Словно сквозь сон она услышала полный сдерживаемой ярости голос шпрехшталмейстера. Собрав остатки решимости, отступила для разбега. В глазах у нее было темно, в ушах стоял невыносимый шум, ноги подгибались — она чувствовала, что свалится, не сможет пробежать по проволоке.
Она подпрыгнула, пробежала, зажмурив глаза, несколько шагов, и вдруг кто-то схватил ее за руку как раз тогда, когда она должна была ступить на проволоку.

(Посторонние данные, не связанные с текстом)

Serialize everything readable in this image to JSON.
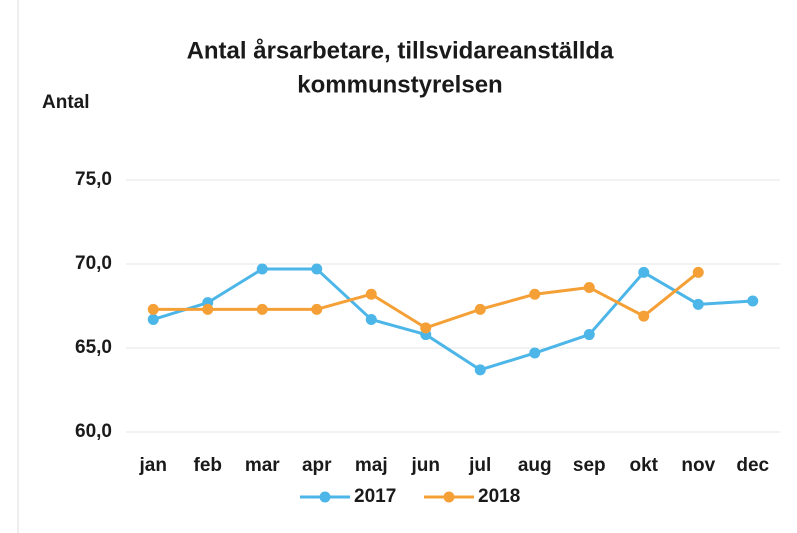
{
  "chart_data": {
    "type": "line",
    "title": [
      "Antal årsarbetare, tillsvidareanställda",
      "kommunstyrelsen"
    ],
    "y_label": "Antal",
    "categories": [
      "jan",
      "feb",
      "mar",
      "apr",
      "maj",
      "jun",
      "jul",
      "aug",
      "sep",
      "okt",
      "nov",
      "dec"
    ],
    "series": [
      {
        "name": "2017",
        "color": "#4db6e8",
        "values": [
          66.7,
          67.7,
          69.7,
          69.7,
          66.7,
          65.8,
          63.7,
          64.7,
          65.8,
          69.5,
          67.6,
          67.8
        ]
      },
      {
        "name": "2018",
        "color": "#f5a037",
        "values": [
          67.3,
          67.3,
          67.3,
          67.3,
          68.2,
          66.2,
          67.3,
          68.2,
          68.6,
          66.9,
          69.5,
          null
        ]
      }
    ],
    "ylim": [
      60,
      75
    ],
    "yticks": [
      {
        "value": 60,
        "label": "60,0"
      },
      {
        "value": 65,
        "label": "65,0"
      },
      {
        "value": 70,
        "label": "70,0"
      },
      {
        "value": 75,
        "label": "75,0"
      }
    ],
    "grid": true,
    "legend": "bottom"
  }
}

Она открыла глаза. Перед нею стоял элегантно одетый мужчина с черными волнистыми волосами; он сжимал ее предплечье мягкой, но сильной, как сталь, ладонью.
— Подожди.
Она не успела ни удивиться, ни испугаться — ее переполнило блаженное, покойное ощущение: кто-то пришел защитить ее. Директор, побелевший от злобы, подлетел к спасителю, но не успел даже рта открыть: тот спокойным, не допускающим возражений тоном произнес:
— Дайте мне, пожалуйста, какую-нибудь скрипку.
— Серато! Серато! — гудело по всему амфитеатру. Серато! Она вскинула голову, жадно, с замиранием сердца вглядываясь в него.
Вот оно, исполнилась сказочная, заветная мечта: он пришел, возьмет ее за руку и уведет.
Нет, в ней происходило что-то иное, в чем в первый момент она не сумела дать себе отчета. Она чувствовала его сильные пальцы на своей обнаженной детской руке, а когда он скользнул мимолетным взглядом по ее лицу, ее бросило в жар, и сердце оборвалось. Ей захотелось заплакать, исчезнуть, растаять; хотелось, чтобы он смял ее своими руками или встал ей ногою на грудь, и одновременно хотелось убежать, спрятаться.
В цирке вдруг стало тихо-тихо. Она услышала какой-то неземной, чудесный звук, словно серебряный плач, и поразилась — откуда он?
Серато играл.
Теперь на нее никто не обращал внимания. Она присела на барьер и смотрела. Шум крови в ушах заглушал музыку; она только видела его белую руку со смычком, бритое лицо, опущенные веки и чуть приоткрытый рот с влажными кроваво-красными губами. Непонятная, странная дрожь пробегала по всему ее телу, и впервые в жизни она телом постигла, что в мире существуют поцелуи, объятья, что она — женщина.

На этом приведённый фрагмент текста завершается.